Samuel Cheserek had been sentenced to death in August 2001 before his sentence was commuted to life in prison. [iStockphoto]

A man serving a life sentence for robbery with violence has had his prison term reduced to 30 years.

Samuel Cheserek had been sentenced to death in August 2001 before his sentence was commuted to life in prison.

He was arrested and put on remand on August 24, 1999, and has been in prison since then.

Justice Reuben Nyakundi of the High Court in Eldoret stated in his ruling that there was a need to grant him a second chance in life.

“I am persuaded that as much as there is need for a deterrent sentence, a reformed accused person should be given a second chance at life to redeem themselves and live a purposeful life,” the judge stated.

“I hereby set aside the life sentence imposed on the petitioner through commutation by the president and substitute it with a prison term of 30 years with effect from August 24, 1999. This condition on commencement takes into account Section 333(2) of the Criminal Procedure Code,” ruled the judge.

Cheserek had appealed his sentence twice at the High Court and Court of Appeal, but his appeals had been dismissed and his sentence upheld.

In November last year, he filed a petition at the High Court seeking re-sentencing. He said he had been rehabilitated in prison, and asked for a non-custodial sentence.

In his petition, Cheserek had urged the court to consider the 24 years he had been in jail.

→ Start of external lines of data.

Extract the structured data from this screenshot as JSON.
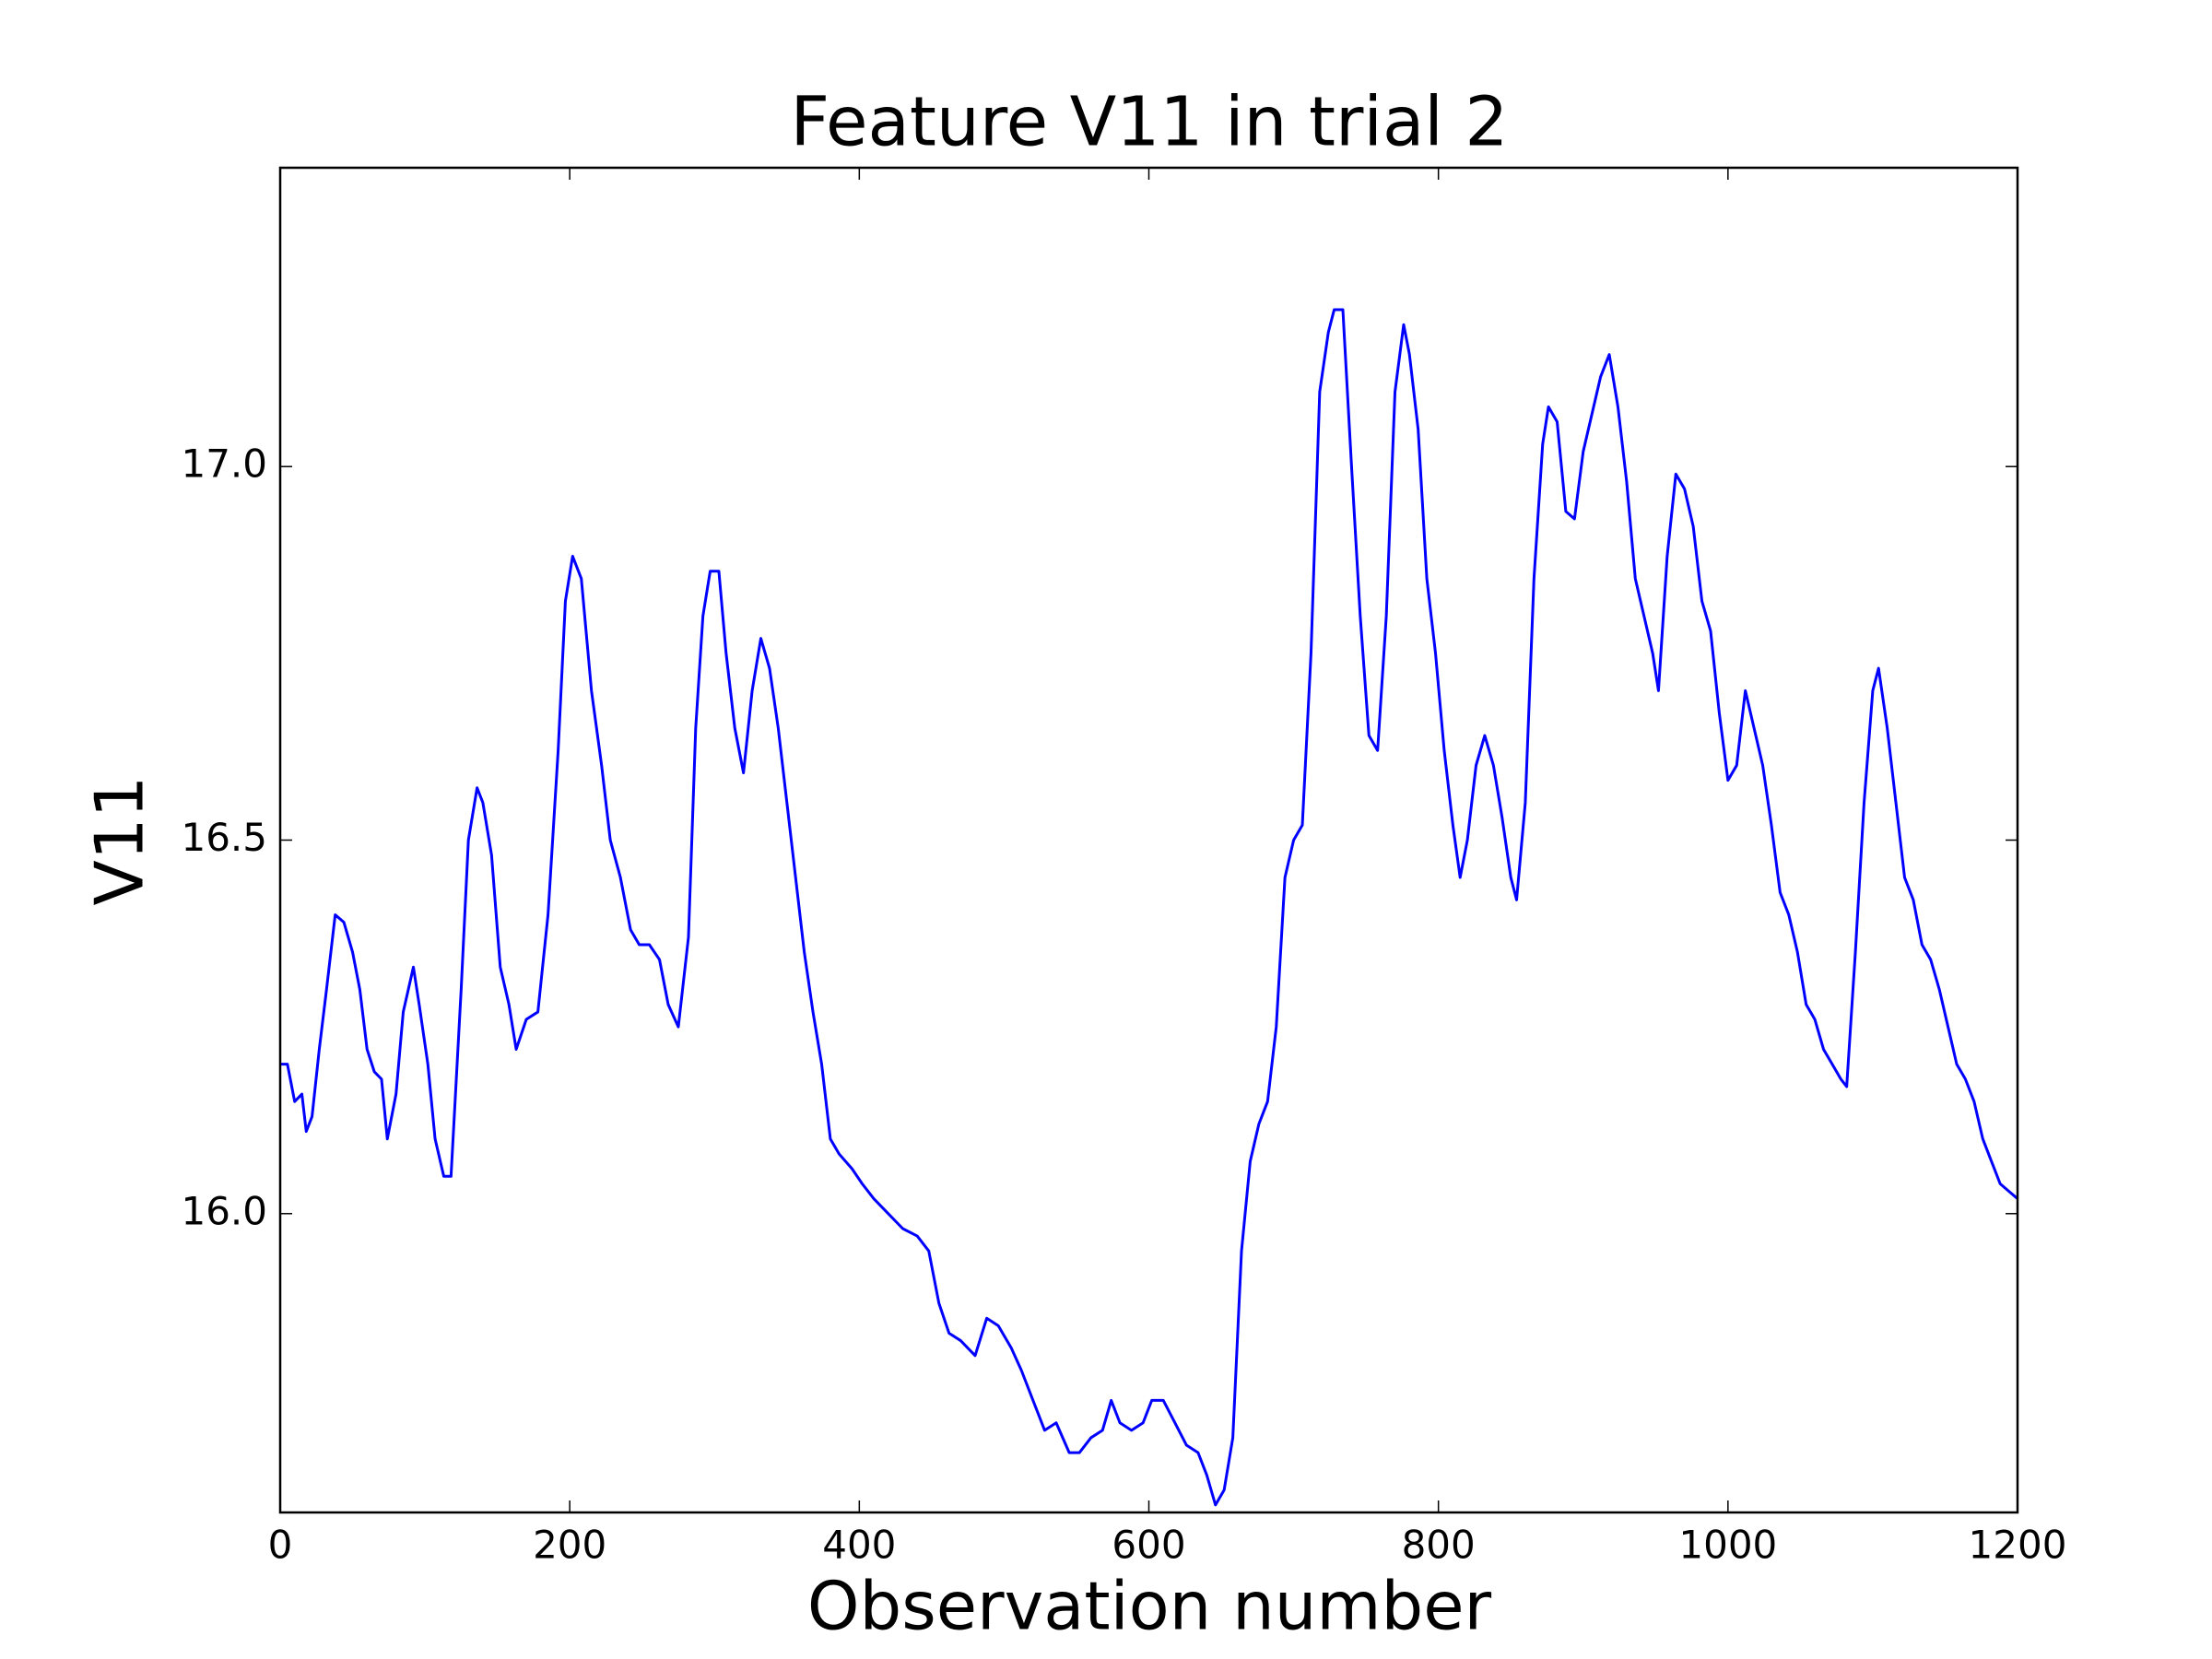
{
  "chart_data": {
    "type": "line",
    "title": "Feature V11 in trial 2",
    "x_label": "Observation number",
    "y_label": "V11",
    "x": [
      0,
      5,
      10,
      15,
      18,
      22,
      27,
      32,
      38,
      44,
      50,
      55,
      60,
      65,
      70,
      74,
      80,
      85,
      92,
      96,
      102,
      107,
      113,
      118,
      125,
      130,
      136,
      140,
      146,
      152,
      158,
      163,
      170,
      178,
      185,
      192,
      197,
      202,
      208,
      215,
      222,
      228,
      235,
      242,
      248,
      255,
      262,
      268,
      275,
      282,
      287,
      292,
      297,
      303,
      308,
      314,
      320,
      326,
      332,
      338,
      344,
      350,
      356,
      362,
      368,
      374,
      380,
      386,
      395,
      402,
      410,
      420,
      430,
      440,
      448,
      455,
      462,
      470,
      480,
      488,
      496,
      505,
      512,
      520,
      528,
      536,
      545,
      552,
      560,
      568,
      574,
      580,
      588,
      596,
      602,
      610,
      618,
      626,
      634,
      640,
      646,
      652,
      658,
      664,
      670,
      676,
      682,
      688,
      694,
      700,
      706,
      712,
      718,
      724,
      728,
      734,
      740,
      746,
      752,
      758,
      764,
      770,
      776,
      780,
      786,
      792,
      798,
      804,
      810,
      815,
      820,
      826,
      832,
      838,
      844,
      850,
      854,
      860,
      866,
      872,
      876,
      882,
      888,
      894,
      900,
      906,
      912,
      918,
      924,
      930,
      936,
      942,
      948,
      952,
      958,
      964,
      970,
      976,
      982,
      988,
      994,
      1000,
      1006,
      1012,
      1018,
      1024,
      1030,
      1036,
      1042,
      1048,
      1054,
      1060,
      1066,
      1072,
      1078,
      1082,
      1088,
      1094,
      1100,
      1104,
      1110,
      1116,
      1122,
      1128,
      1134,
      1140,
      1146,
      1152,
      1158,
      1164,
      1170,
      1176,
      1182,
      1188,
      1194,
      1200
    ],
    "series": [
      {
        "name": "V11",
        "color": "#0000ff",
        "values": [
          16.2,
          16.2,
          16.15,
          16.16,
          16.11,
          16.13,
          16.22,
          16.3,
          16.4,
          16.39,
          16.35,
          16.3,
          16.22,
          16.19,
          16.18,
          16.1,
          16.16,
          16.27,
          16.33,
          16.28,
          16.2,
          16.1,
          16.05,
          16.05,
          16.3,
          16.5,
          16.57,
          16.55,
          16.48,
          16.33,
          16.28,
          16.22,
          16.26,
          16.27,
          16.4,
          16.62,
          16.82,
          16.88,
          16.85,
          16.7,
          16.6,
          16.5,
          16.45,
          16.38,
          16.36,
          16.36,
          16.34,
          16.28,
          16.25,
          16.37,
          16.65,
          16.8,
          16.86,
          16.86,
          16.75,
          16.65,
          16.59,
          16.7,
          16.77,
          16.73,
          16.65,
          16.55,
          16.45,
          16.35,
          16.27,
          16.2,
          16.1,
          16.08,
          16.06,
          16.04,
          16.02,
          16.0,
          15.98,
          15.97,
          15.95,
          15.88,
          15.84,
          15.83,
          15.81,
          15.86,
          15.85,
          15.82,
          15.79,
          15.75,
          15.71,
          15.72,
          15.68,
          15.68,
          15.7,
          15.71,
          15.75,
          15.72,
          15.71,
          15.72,
          15.75,
          15.75,
          15.72,
          15.69,
          15.68,
          15.65,
          15.61,
          15.63,
          15.7,
          15.95,
          16.07,
          16.12,
          16.15,
          16.25,
          16.45,
          16.5,
          16.52,
          16.75,
          17.1,
          17.18,
          17.21,
          17.21,
          17.0,
          16.8,
          16.64,
          16.62,
          16.8,
          17.1,
          17.19,
          17.15,
          17.05,
          16.85,
          16.75,
          16.62,
          16.52,
          16.45,
          16.5,
          16.6,
          16.64,
          16.6,
          16.53,
          16.45,
          16.42,
          16.55,
          16.85,
          17.03,
          17.08,
          17.06,
          16.94,
          16.93,
          17.02,
          17.07,
          17.12,
          17.15,
          17.08,
          16.98,
          16.85,
          16.8,
          16.75,
          16.7,
          16.88,
          16.99,
          16.97,
          16.92,
          16.82,
          16.78,
          16.67,
          16.58,
          16.6,
          16.7,
          16.65,
          16.6,
          16.52,
          16.43,
          16.4,
          16.35,
          16.28,
          16.26,
          16.22,
          16.2,
          16.18,
          16.17,
          16.35,
          16.55,
          16.7,
          16.73,
          16.65,
          16.55,
          16.45,
          16.42,
          16.36,
          16.34,
          16.3,
          16.25,
          16.2,
          16.18,
          16.15,
          16.1,
          16.07,
          16.04,
          16.03,
          16.02
        ]
      }
    ],
    "xlim": [
      0,
      1200
    ],
    "xticks": [
      0,
      200,
      400,
      600,
      800,
      1000,
      1200
    ],
    "ylim": [
      15.6,
      17.4
    ],
    "yticks": [
      {
        "value": 16,
        "label": "16.0"
      },
      16.5,
      {
        "value": 17,
        "label": "17.0"
      }
    ],
    "grid": false
  }
}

The probation report tabled in court showed that the community was ready to welcome him back.

The court heard that Cheserek, who was 24 years at the time he committed the offence, was remorseful and attributed his action to peer pressure.

His court documents showed that he had undergone rehabilitation, was reformed and if given a second chance, he could be a productive member of society.

The judge said the victim of the robbery with violence had died, noting that ‘the court should not turn a blind eye on that position.’

"One of the prime objectives of criminal law is the imposition of sentences commensurate with the nature and gravity of the crime," said the judge.